Published on August 3, 2025 by @mritxperts

Introduction

When working with Machine Learning or data analysis projects, CSV and JSON are the most commonly used file formats for datasets. Python makes it easy to load, parse, and manipulate these formats using built-in libraries and external packages like pandas and json. In this post, you’ll learn how to work with CSV and JSON data efficiently.


What is a CSV File?

CSV (Comma-Separated Values) is a simple text file format used to store tabular data like spreadsheets. Each line represents a row, and commas separate the columns.

Example:

Name,Age,Gender
Alice,30,Female
Bob,25,Male

What is a JSON File?

JSON (JavaScript Object Notation) is a format used to store and transport structured data using key-value pairs. It’s commonly used in APIs and web data.

Example:

{
  "Name": "Alice",
  "Age": 30,
  "Gender": "Female"
}

Reading CSV Files Using Pandas

import pandas as pd

# Load CSV file
df = pd.read_csv('data.csv')

# Display first 5 rows
print(df.head())

You can also specify:

  • delimiter: if the separator is not a comma.
  • usecols: to load specific columns.
  • na_values: to handle missing values.

Writing to a CSV File

df.to_csv('output.csv', index=False)

Setting index=False ensures the index column is not saved in the file.


Reading JSON Files

Python provides a built-in json module.

import json

# Load JSON file
with open('data.json', 'r') as file:
    data = json.load(file)

print(data)

For a JSON dataset structured as a list of dictionaries, you can load it into a DataFrame:

df = pd.DataFrame(data)
print(df.head())

Writing JSON Files

with open('output.json', 'w') as file:
    json.dump(data, file, indent=4)

The indent=4 makes the output more readable.


Using Pandas to Read JSON

df = pd.read_json('data.json')
print(df.head())

You can also convert a DataFrame to JSON:

df.to_json('output.json', orient='records', lines=True)

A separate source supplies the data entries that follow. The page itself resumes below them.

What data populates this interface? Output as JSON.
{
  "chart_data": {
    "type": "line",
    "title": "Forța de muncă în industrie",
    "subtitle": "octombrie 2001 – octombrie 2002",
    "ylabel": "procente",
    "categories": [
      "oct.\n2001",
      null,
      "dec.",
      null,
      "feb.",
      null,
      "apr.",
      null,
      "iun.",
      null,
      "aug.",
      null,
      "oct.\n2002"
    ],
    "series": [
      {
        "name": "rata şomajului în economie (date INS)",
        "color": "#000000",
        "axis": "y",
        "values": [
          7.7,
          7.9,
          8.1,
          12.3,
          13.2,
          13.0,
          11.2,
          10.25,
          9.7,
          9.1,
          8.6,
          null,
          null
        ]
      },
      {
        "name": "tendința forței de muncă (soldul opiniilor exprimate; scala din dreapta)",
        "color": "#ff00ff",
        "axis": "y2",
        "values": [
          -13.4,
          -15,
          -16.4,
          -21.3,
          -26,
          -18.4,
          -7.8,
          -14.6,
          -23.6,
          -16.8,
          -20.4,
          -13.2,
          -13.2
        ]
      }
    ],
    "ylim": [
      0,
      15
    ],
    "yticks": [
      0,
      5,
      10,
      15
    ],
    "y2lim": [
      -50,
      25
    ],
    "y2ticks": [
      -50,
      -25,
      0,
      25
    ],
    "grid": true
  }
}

Key Differences Between CSV and JSON

FeatureCSVJSON
StructureTabularHierarchical
ReadabilityHuman-readableHuman-readable
Best forTables/SpreadsheetsNested or complex data
SizeSmallerSlightly larger

Conclusion

Understanding how to handle CSV and JSON datasets is essential for any data-driven project. Python’s pandas and json modules make it simple to read, write, and manipulate data stored in these formats. Mastering this skill will help you handle real-world data more effectively in your Machine Learning journey.